One of the the things that has gotten a major overhaul in 3.8 is the way of how point maps are drawn. Before 3.8 it was a bit chaotic. You had multiple options there to drawn point maps with very different sets of attributes. For example, the “graph” drawing and the “true-type” drawing. For 3.8 I simplified the whole system and basically there is now only one way to draw points. As a consequence this means that there is only one set of attributes to change and that will work for all points of all types.
The basis of it all is the “symbol”. The symbol is the representation of a single point that is described in a “svg”-like text file located under resources\symbols in the installation folder. I say “svg’-like because the syntax of the description of the symbols is a derivative of a small subset of svg (see http://en.wikipedia.org/wiki/Scalable_Vector_Graphics). Svg is big and I selected what i felt I needed from it to define my own symbols and skipped the rest. The I added a few things that were needed to respond to attributes that the user could set. The result is a fairly small set of commands that can be used to define a symbol. Each symbol has its own file (with an .ivg extension) and ILWIS reads them when the first pointmap needs to be drawn.
Before showing a bit what is possible with it, let me first a bit explain about the geometry of points in the map window. Every point symbol has default the same size. 1/200 th of the size of the zoomed in map window. This means that at every scale the point has the same size. The default size is multiplied by the “scale” of the point ( default 1.0) to enlarge/shrink it if needed. So there are no “point” sizes for symbols as there were previously. Each point symbol is centered around, eehm, its center 🙂 and scales it within the default size. ILWIS shifts each defintion of a symbol to the center of the bounding coordinate box that defines the lines, arcs and other drawing commands of the symbol. So it doesnt matter which units or relative position you use when defining the symbol, ILWIS makes sure it fits. If no sizes are defined (some simple drawing commands can do this, see below) ILWIS will default (size) to the default symbol size.
Though the default size is 1/200, ILWIS ,may adapt this default size if there are a lot(100+) of points to something smaller. Else the points would overcrowd the mapwindow. You can always overrule this by changing the scale as this default is only calculated when opening the map.

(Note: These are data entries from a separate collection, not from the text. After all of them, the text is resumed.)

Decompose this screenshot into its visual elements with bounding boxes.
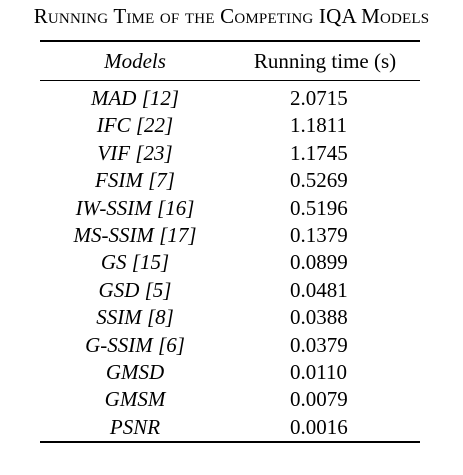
running-time-value: 0.1379 xyxy=(290,223,348,248)
header-models: Models xyxy=(104,49,166,73)
table-row: GMSD 0.0110 xyxy=(40,359,420,386)
running-time-value: 0.0379 xyxy=(290,332,348,357)
table-header: Models Running time (s) xyxy=(40,42,420,80)
running-time-value: 1.1811 xyxy=(290,113,347,138)
table-caption: Running Time of the Competing IQA Models xyxy=(33,4,430,28)
table-row: MS-SSIM [17] 0.1379 xyxy=(40,222,420,249)
running-time-value: 0.0079 xyxy=(290,387,348,412)
running-time-value: 1.1745 xyxy=(290,140,348,165)
table-row: PSNR 0.0016 xyxy=(40,414,420,441)
running-time-value: 0.5196 xyxy=(290,195,348,220)
model-name: IFC [22] xyxy=(96,113,174,138)
model-name: GMSM xyxy=(104,387,166,412)
data-table: Models Running time (s) xyxy=(40,42,420,80)
table-row: GSD [5] 0.0481 xyxy=(40,277,420,304)
model-name: GSD [5] xyxy=(98,277,172,302)
running-time-table: Models Running time (s) MAD [12] 2.0715 … xyxy=(40,40,420,444)
header-rule xyxy=(40,80,420,81)
model-name: SSIM [8] xyxy=(96,305,174,330)
model-name: IW-SSIM [16] xyxy=(75,195,195,220)
top-rule xyxy=(40,40,420,42)
running-time-value: 0.0388 xyxy=(290,305,348,330)
header-row: Models Running time (s) xyxy=(40,42,420,80)
model-name: VIF [23] xyxy=(97,140,173,165)
running-time-value: 0.0016 xyxy=(290,414,348,439)
running-time-value: 0.0110 xyxy=(290,360,347,385)
table-row: GS [15] 0.0899 xyxy=(40,249,420,276)
running-time-value: 2.0715 xyxy=(290,86,348,110)
model-name: PSNR xyxy=(109,414,161,439)
model-name: GMSD xyxy=(105,360,165,385)
bottom-rule xyxy=(40,441,420,444)
running-time-value: 0.0481 xyxy=(290,277,348,302)
model-name: MS-SSIM [17] xyxy=(73,223,197,248)
table-row: MAD [12] 2.0715 xyxy=(40,81,420,112)
table-row: FSIM [7] 0.5269 xyxy=(40,167,420,194)
running-time-value: 0.0899 xyxy=(290,250,348,275)
model-name: MAD [12] xyxy=(90,86,180,110)
model-name: FSIM [7] xyxy=(95,168,175,193)
running-time-value: 0.5269 xyxy=(290,168,348,193)
table-row: G-SSIM [6] 0.0379 xyxy=(40,332,420,359)
data-table-body: MAD [12] 2.0715 IFC [22] 1.1811 VIF [23]… xyxy=(40,81,420,441)
table-row: IW-SSIM [16] 0.5196 xyxy=(40,195,420,222)
table-row: VIF [23] 1.1745 xyxy=(40,140,420,167)
model-name: GS [15] xyxy=(100,250,170,275)
table-row: SSIM [8] 0.0388 xyxy=(40,304,420,331)
table-row: GMSM 0.0079 xyxy=(40,386,420,413)
model-name: G-SSIM [6] xyxy=(85,332,185,357)
table-row: IFC [22] 1.1811 xyxy=(40,112,420,139)
header-running-time: Running time (s) xyxy=(253,49,397,73)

So back to the Ivg defintions. Lets look at a simple example. The definition of a simple right standing cross
<ivg scale="1.0" version="1.1"> <line x1="0" y1="-50" x2="0" y2="50" style="stroke-width:1;stroke:black"/> <line x1="-50" y1="0" x2="50" y2="0" style="stroke-width:1;stroke:black"/> </ivg>
This is straighforward SVG. The cross consists of two crossing lines defined by x1,y1 and x2,y2 coordinates and a style definition. The style follows is a subset of the normal style definitions in SVG. I don’t support gradients (at least not yet) and some of the other more complex color definitions, just simple flat colors. A special color is ‘user-defined’, this is a color set from the Representation of ILWIS. I support the line, polygon, circle, rectangle and path. In the beta-2, the path didnt work correctly yet but that is solved now.
For more examples how to make your own symbol just look into the other ivg files in the symbols folder.
Apart from that ILWIS defines two special operations on the points : stretching and rotating on attribute values. Stretching stretches the scaling of a point based on its postion relative in the value range. Rotation does the same but then with the orientation of the symbol.
For the moment the the whole “mini-graph’ part is gone. I might reintroduce the pie-chart idea but for the others I don’t see much use to warant the time investement.